A sharp drop in investment is threatening to fuel inflation and leave UK manufacturers unable to meet an expected recovery in demand next year, the CBI warned this week.
The CBI’s most recent forecast predicted that investment in manufacturing would fall by 14.9% this year, and continue to drop until late 2000. Output is expected to be flat over the same period.
`What worries me is that there is not much capacity there, so that when the upturn comes the result will be inflation,’ said Kate Barker, the CBI’s chief economic adviser.
An increase in imports is expected to add to the inflationary pressure. The CBI forecasts that imports will rise by 4% this year, as exports decline by 0.4%.

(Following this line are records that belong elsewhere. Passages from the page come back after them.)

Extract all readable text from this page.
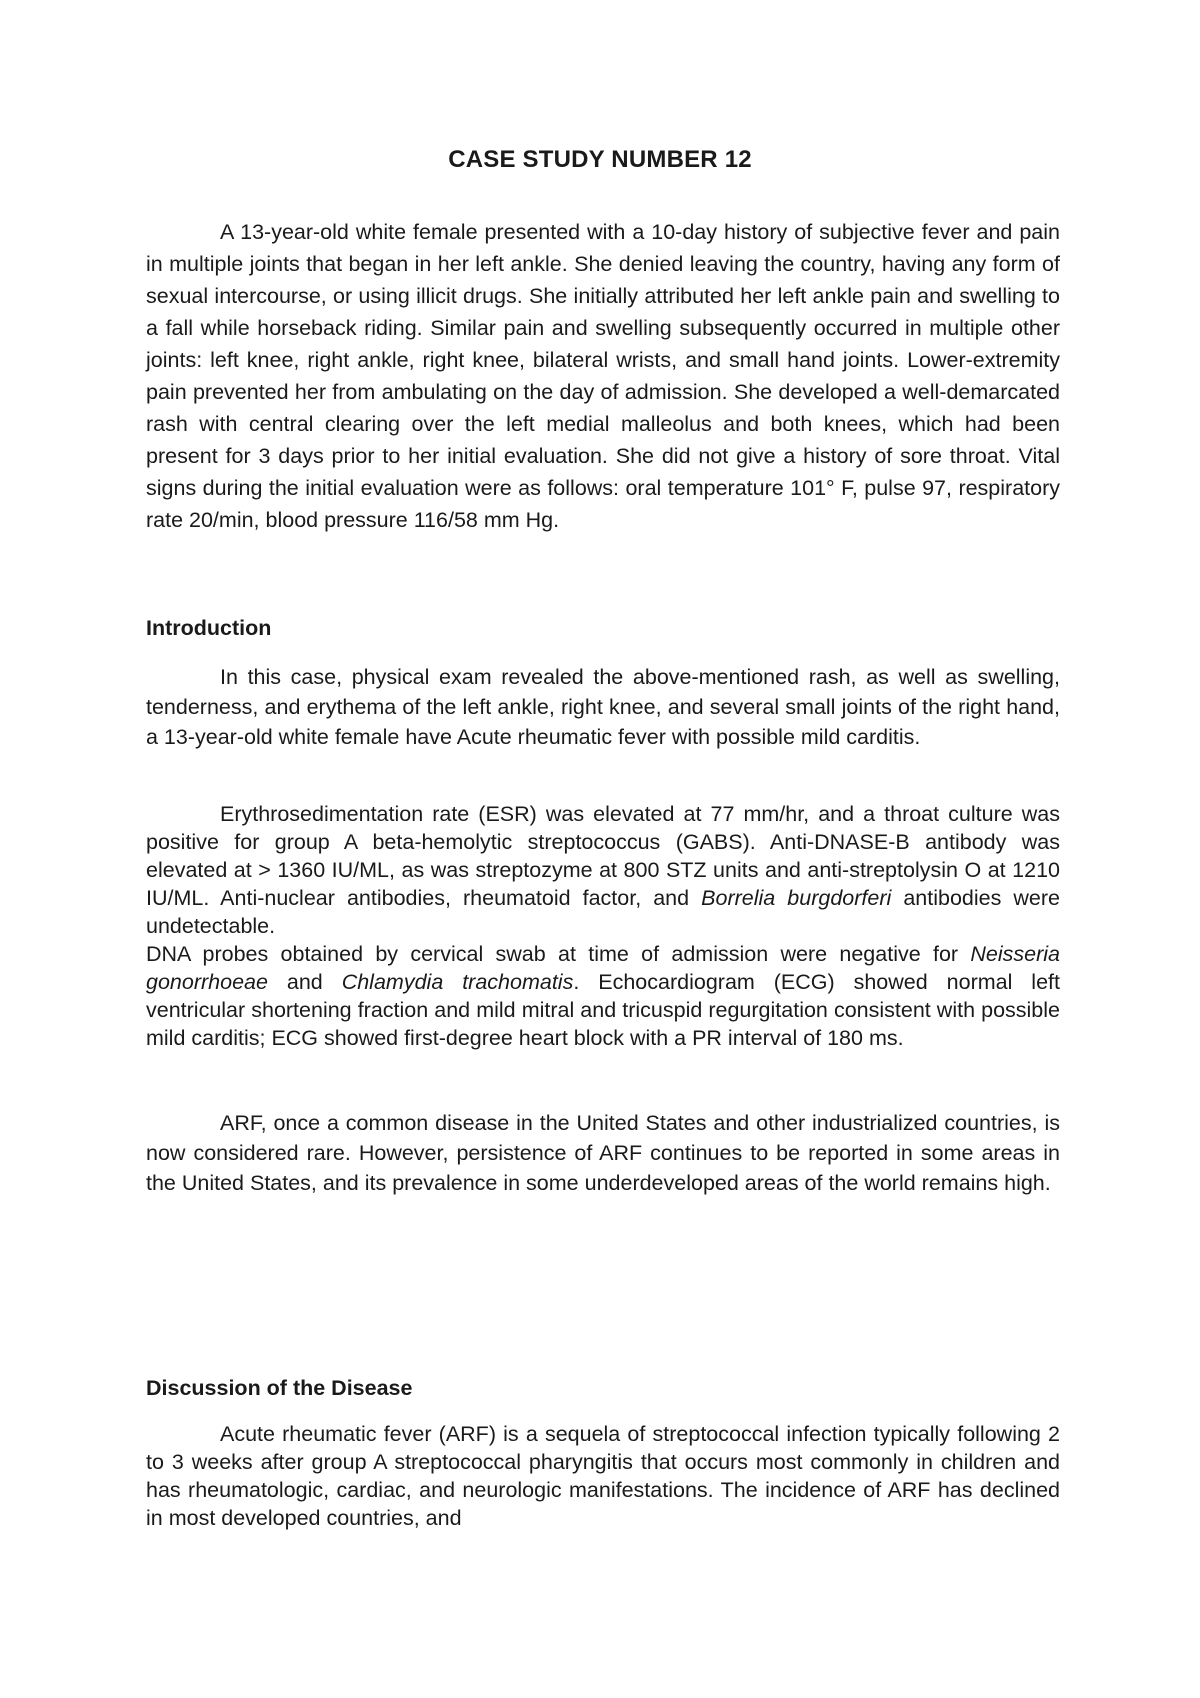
CASE STUDY NUMBER 12

A 13-year-old white female presented with a 10-day history of subjective fever and pain in multiple joints that began in her left ankle. She denied leaving the country, having any form of sexual intercourse, or using illicit drugs. She initially attributed her left ankle pain and swelling to a fall while horseback riding. Similar pain and swelling subsequently occurred in multiple other joints: left knee, right ankle, right knee, bilateral wrists, and small hand joints. Lower-extremity pain prevented her from ambulating on the day of admission. She developed a well-demarcated rash with central clearing over the left medial malleolus and both knees, which had been present for 3 days prior to her initial evaluation. She did not give a history of sore throat. Vital signs during the initial evaluation were as follows: oral temperature 101° F, pulse 97, respiratory rate 20/min, blood pressure 116/58 mm Hg.

Introduction

In this case, physical exam revealed the above-mentioned rash, as well as swelling, tenderness, and erythema of the left ankle, right knee, and several small joints of the right hand, a 13-year-old white female have Acute rheumatic fever with possible mild carditis.

Erythrosedimentation rate (ESR) was elevated at 77 mm/hr, and a throat culture was positive for group A beta-hemolytic streptococcus (GABS). Anti-DNASE-B antibody was elevated at > 1360 IU/ML, as was streptozyme at 800 STZ units and anti-streptolysin O at 1210 IU/ML. Anti-nuclear antibodies, rheumatoid factor, and Borrelia burgdorferi antibodies were undetectable.

DNA probes obtained by cervical swab at time of admission were negative for Neisseria gonorrhoeae and Chlamydia trachomatis. Echocardiogram (ECG) showed normal left ventricular shortening fraction and mild mitral and tricuspid regurgitation consistent with possible mild carditis; ECG showed first-degree heart block with a PR interval of 180 ms.

ARF, once a common disease in the United States and other industrialized countries, is now considered rare. However, persistence of ARF continues to be reported in some areas in the United States, and its prevalence in some underdeveloped areas of the world remains high.

Discussion of the Disease

Acute rheumatic fever (ARF) is a sequela of streptococcal infection typically following 2 to 3 weeks after group A streptococcal pharyngitis that occurs most commonly in children and has rheumatologic, cardiac, and neurologic manifestations. The incidence of ARF has declined in most developed countries, and
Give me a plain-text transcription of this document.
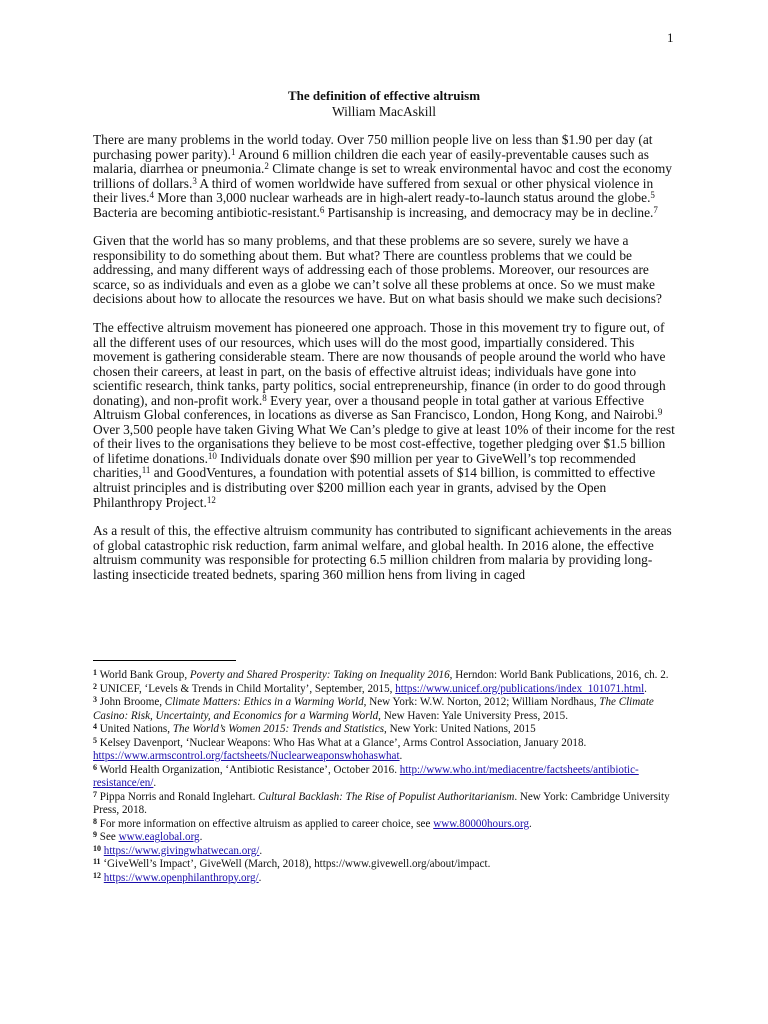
1
The definition of effective altruism
William MacAskill

There are many problems in the world today. Over 750 million people live on less than $1.90 per day (at purchasing power parity).$^1$ Around 6 million children die each year of easily-preventable causes such as malaria, diarrhea or pneumonia.$^2$ Climate change is set to wreak environmental havoc and cost the economy trillions of dollars.$^3$ A third of women worldwide have suffered from sexual or other physical violence in their lives.$^4$ More than 3,000 nuclear warheads are in high-alert ready-to-launch status around the globe.$^5$ Bacteria are becoming antibiotic-resistant.$^6$ Partisanship is increasing, and democracy may be in decline.$^7$

Given that the world has so many problems, and that these problems are so severe, surely we have a responsibility to do something about them. But what? There are countless problems that we could be addressing, and many different ways of addressing each of those problems. Moreover, our resources are scarce, so as individuals and even as a globe we can’t solve all these problems at once. So we must make decisions about how to allocate the resources we have. But on what basis should we make such decisions?

The effective altruism movement has pioneered one approach. Those in this movement try to figure out, of all the different uses of our resources, which uses will do the most good, impartially considered. This movement is gathering considerable steam. There are now thousands of people around the world who have chosen their careers, at least in part, on the basis of effective altruist ideas; individuals have gone into scientific research, think tanks, party politics, social entrepreneurship, finance (in order to do good through donating), and non-profit work.$^8$ Every year, over a thousand people in total gather at various Effective Altruism Global conferences, in locations as diverse as San Francisco, London, Hong Kong, and Nairobi.$^9$ Over 3,500 people have taken Giving What We Can’s pledge to give at least 10% of their income for the rest of their lives to the organisations they believe to be most cost-effective, together pledging over $1.5 billion of lifetime donations.$^{10}$ Individuals donate over $90 million per year to GiveWell’s top recommended charities,$^{11}$ and GoodVentures, a foundation with potential assets of $14 billion, is committed to effective altruist principles and is distributing over $200 million each year in grants, advised by the Open Philanthropy Project.$^{12}$

As a result of this, the effective altruism community has contributed to significant achievements in the areas of global catastrophic risk reduction, farm animal welfare, and global health. In 2016 alone, the effective altruism community was responsible for protecting 6.5 million children from malaria by providing long-lasting insecticide treated bednets, sparing 360 million hens from living in caged

$^1$ World Bank Group, Poverty and Shared Prosperity: Taking on Inequality 2016, Herndon: World Bank Publications, 2016, ch. 2.
$^2$ UNICEF, ‘Levels & Trends in Child Mortality’, September, 2015, https://www.unicef.org/publications/index_101071.html.
$^3$ John Broome, Climate Matters: Ethics in a Warming World, New York: W.W. Norton, 2012; William Nordhaus, The Climate Casino: Risk, Uncertainty, and Economics for a Warming World, New Haven: Yale University Press, 2015.
$^4$ United Nations, The World’s Women 2015: Trends and Statistics, New York: United Nations, 2015
$^5$ Kelsey Davenport, ‘Nuclear Weapons: Who Has What at a Glance’, Arms Control Association, January 2018. https://www.armscontrol.org/factsheets/Nuclearweaponswhohaswhat.
$^6$ World Health Organization, ‘Antibiotic Resistance’, October 2016. http://www.who.int/mediacentre/factsheets/antibiotic-resistance/en/.
$^7$ Pippa Norris and Ronald Inglehart. Cultural Backlash: The Rise of Populist Authoritarianism. New York: Cambridge University Press, 2018.
$^8$ For more information on effective altruism as applied to career choice, see www.80000hours.org.
$^9$ See www.eaglobal.org.
$^{10}$ https://www.givingwhatwecan.org/.
$^{11}$ ‘GiveWell’s Impact’, GiveWell (March, 2018), https://www.givewell.org/about/impact.
$^{12}$ https://www.openphilanthropy.org/.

Barker said another concern was that the shortfall in capacity was not being addressed. `Investment at the moment tends to be rationalisation and cost-cutting measures.’
She said the reasons for the downturn in investment were cost pressures, the strength of sterling and a lack of confidence.
These factors are likely to increase the pressure on manufacturers to reduce costs. Nor is much short-term relief expected, as the CBI predicts that sterling will weaken against the euro only gradually.
The CBI reported that business confidence was rising, however, with manufacturers more positive about the future than at any time since 1997.
`Manufacturers can take some heart from these findings,’ said Sudhir Junankar, the CBI’s associate director of economic analysis. But, he added, `export order books are still far below normal’.
A further sign of improvement in activity came this week from the Chartered Institute of Purchasing and Supply, whose Purchasing Managers’ Index showed that the manufacturing sector had grown for the third successive month in August.
Orders also rose, but at a lower rate than in July, according to the CIPS. The picture on jobs was more mixed, with a net loss overall but with some firms unable to find suitable new staff.